Tuesday, February 12, 2013

Scars


She has no scars.

They could have added them, of course, to this body, but it did not occur to Nolikka to ask, any more than it had occurred to her to ask to have them removed from the other, and so her young clone skin is as smooth and unmarked as her nephew Corin’s had been the first time she had held him, a soft, squirming eighteen-month old armful. 

In a way, it bothers her less than her hair, since cosmetic grafting to ensure her very-recently-commissioned jump-clone would have hair as long as she was used to was something else that had not occurred to her.  The ends tickle the back of her neck and her ears, and even worse, Director Roth has made her aware that the color differs from her own.  After nearly twenty years of wearing her hair the length and style it had been the last time she had been able to see her own reflection in a mirror, Nolikka finds it disconcerting to be unable to imagine what she looks like.  In that regard, at least, the lack of scars is not a problem: she incurred them many years after the accident that destroyed her eyesight and has never known how they altered her appearance.

 But her hair is a purely cosmetic matter.  The patch of numb skin just above her highest capsule connection where the collar’s neural interface burned out the sensory neurons is not even visible, let alone cosmetic: only her own fingers, carefully maneuvering the protective cover into place when she has finished flying, know about this daily reminder of years of random agony, and fear of random agony.  The tightness in the skin of her throat when she turns her head to the left is due to scars she can feel with her fingertips, and so assumes others can see if they look, but it is also a reminder of the constant misery of untended sores, and the pull in the muscles of her forehead every time she frowns one of Gallente boots, and fists.

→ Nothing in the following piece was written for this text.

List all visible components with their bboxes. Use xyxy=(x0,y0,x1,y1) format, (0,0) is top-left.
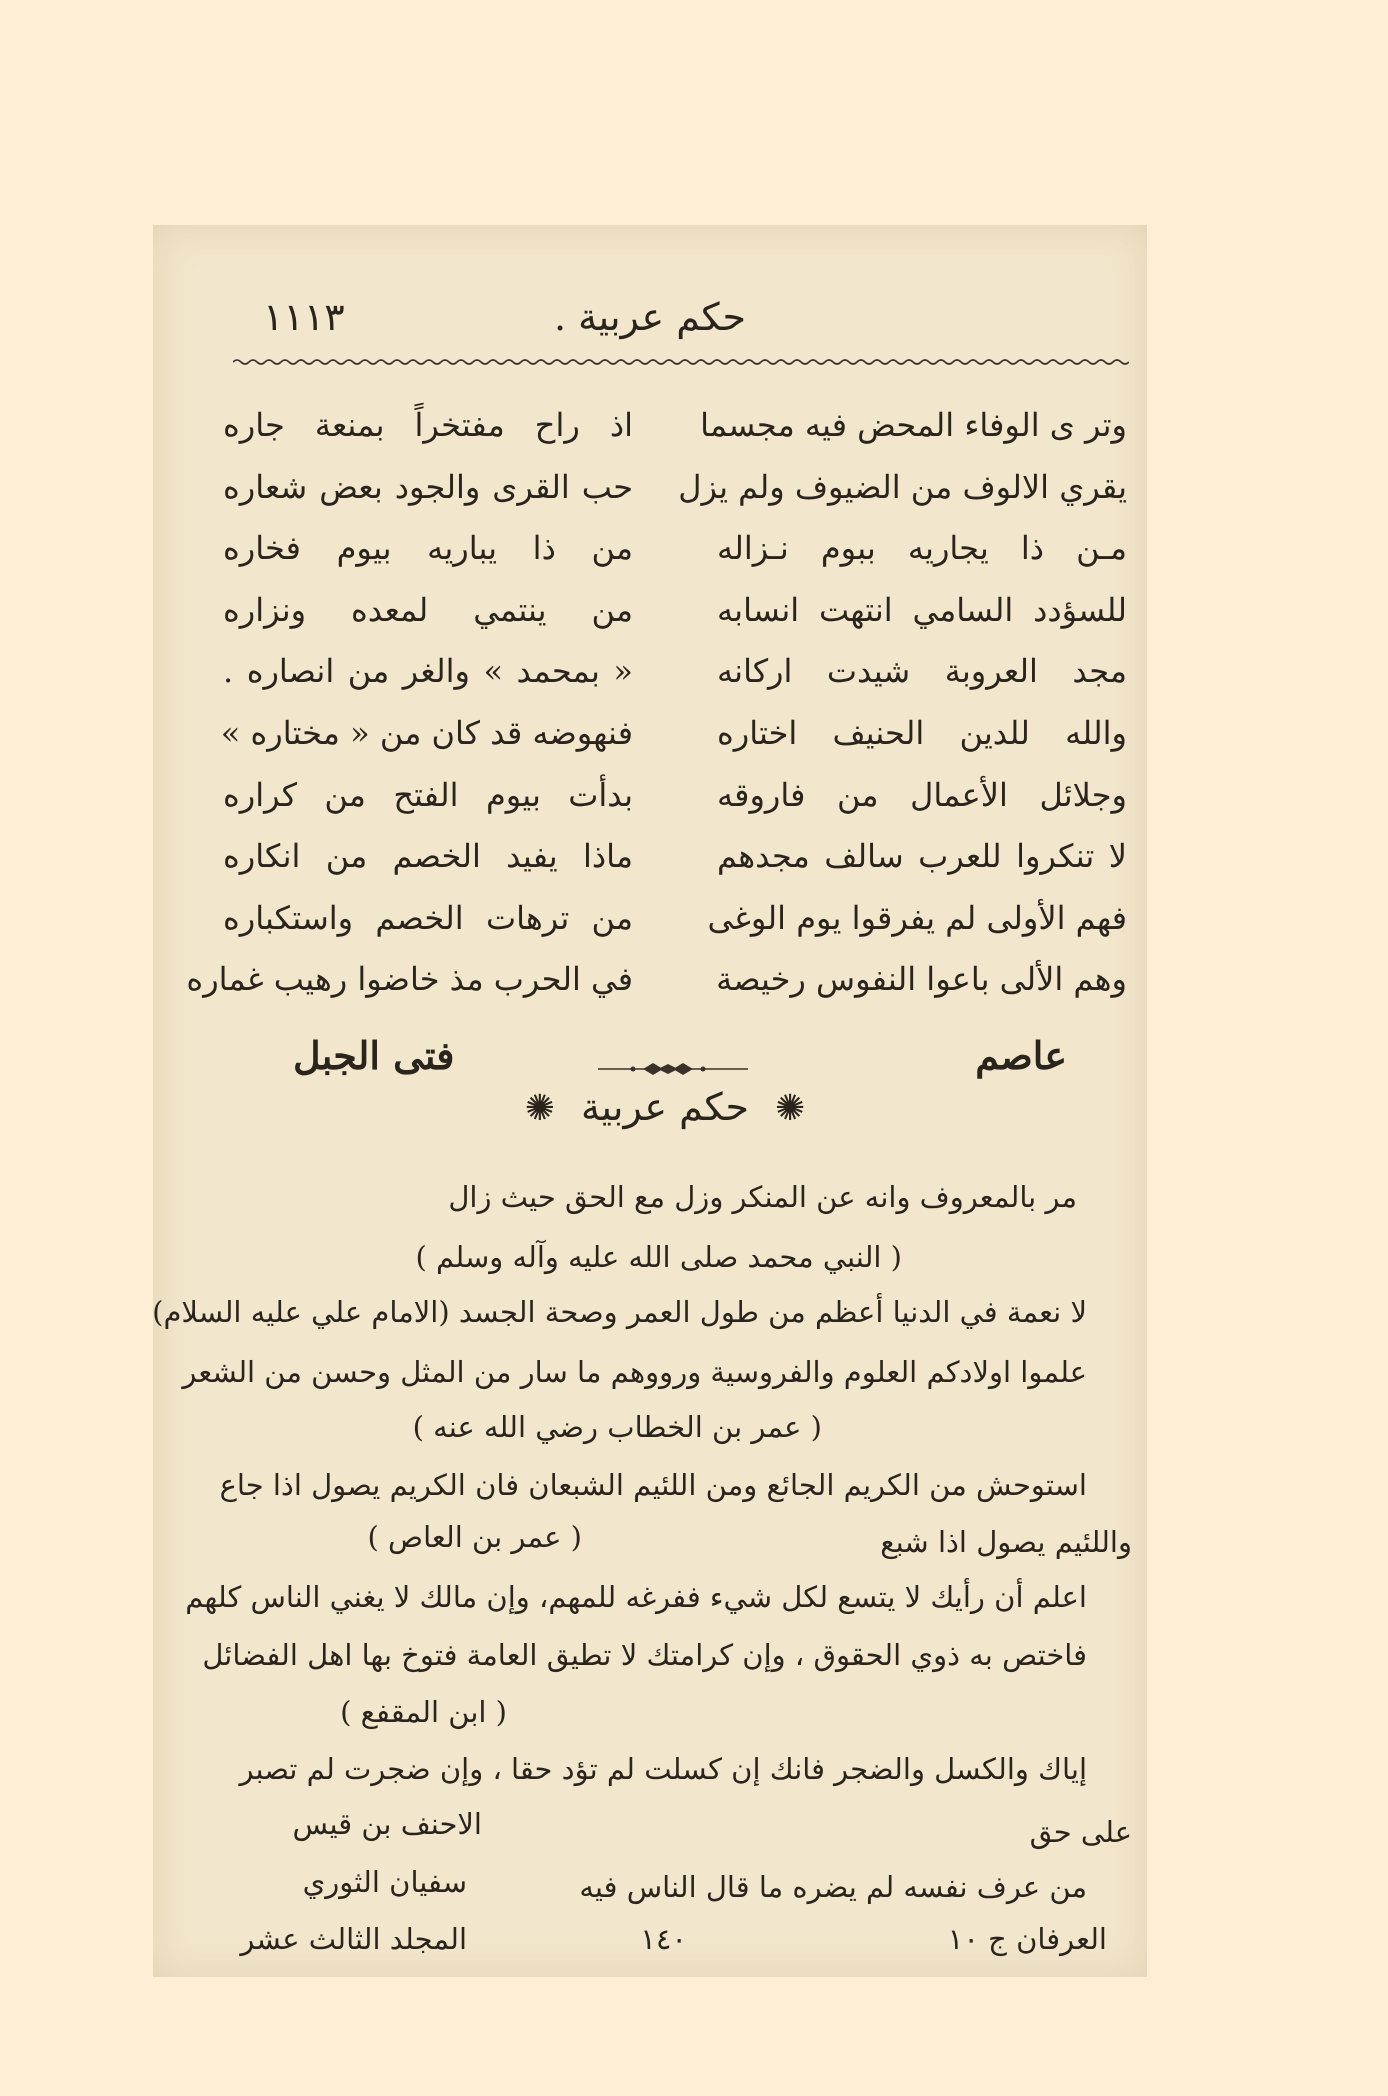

For what it is worth, Val had said, and I am far less qualified to advise you on this than you are to decide for yourself …

 I don't know that you need any reminders of that time.

Once, Nolikka would have agreed with him, without hesitation.  Once, she would have said that she needed not only no reminders, but to have the memory of those years erased from her memory as cleanly as data was erased in a full reformat.

But that was when she had scars.

Without them, she has found herself more quick to speak, more confident in holding her ground.  She does not feel the memory of the collar lodged above her collarbone, too tight to force words past, at every raised voice, at every thought of No.  Without her scars, she finds herself lost in the thread of a discussion or the intricacies of an equation for hours, unaware of the body that houses her mind until she reaches the end of the line of thought and finds her muscles cramped, her hands shaking with hunger.

This is the self she remembers, from before. This is the self she knew as herself for almost all the years of her life, and part of her welcomes it back, with all its limitations. 

But …

But. 

It is not the self that was herself when she first heard a smooth taupe ribbon of a voice attached to the name Captain Night wind through the laboratory.  It is not the self that was herself when that voice offered her a home, a haven, on the Utopian Ideal, nor the self she was when they stood side by side before the steward, hands linked by symbolic red tape, and said the words that made them partners in a new enterprise. Not the Nolikka Toin he eats lunch with daily, nor Nolikka Toin he sends carefully-considered traditional flower arrangements to.  

Not the Nolikka Toin she was when her impulsive, intrusive question received not rebuff, but the quiet answer Val.

This is the self she knows best; but that is the Nolikka Toin he knows, the Nolikka Toin who is a colleague, a friend, a partner.

Just how important that has become to her is only now fully apparent, in the sharp grief she feels at contemplating losing it.  She has felt loss before, of course, many colors of it: the sickly iridescent green of betrayal, the dull blue ache of bereavement.  This loss, though, she can already tell, this keen grey pang, will sink into her like the blade of a knife.

Today, Nolikka Toin has no scars. 

But one way or another, that is a temporary condition.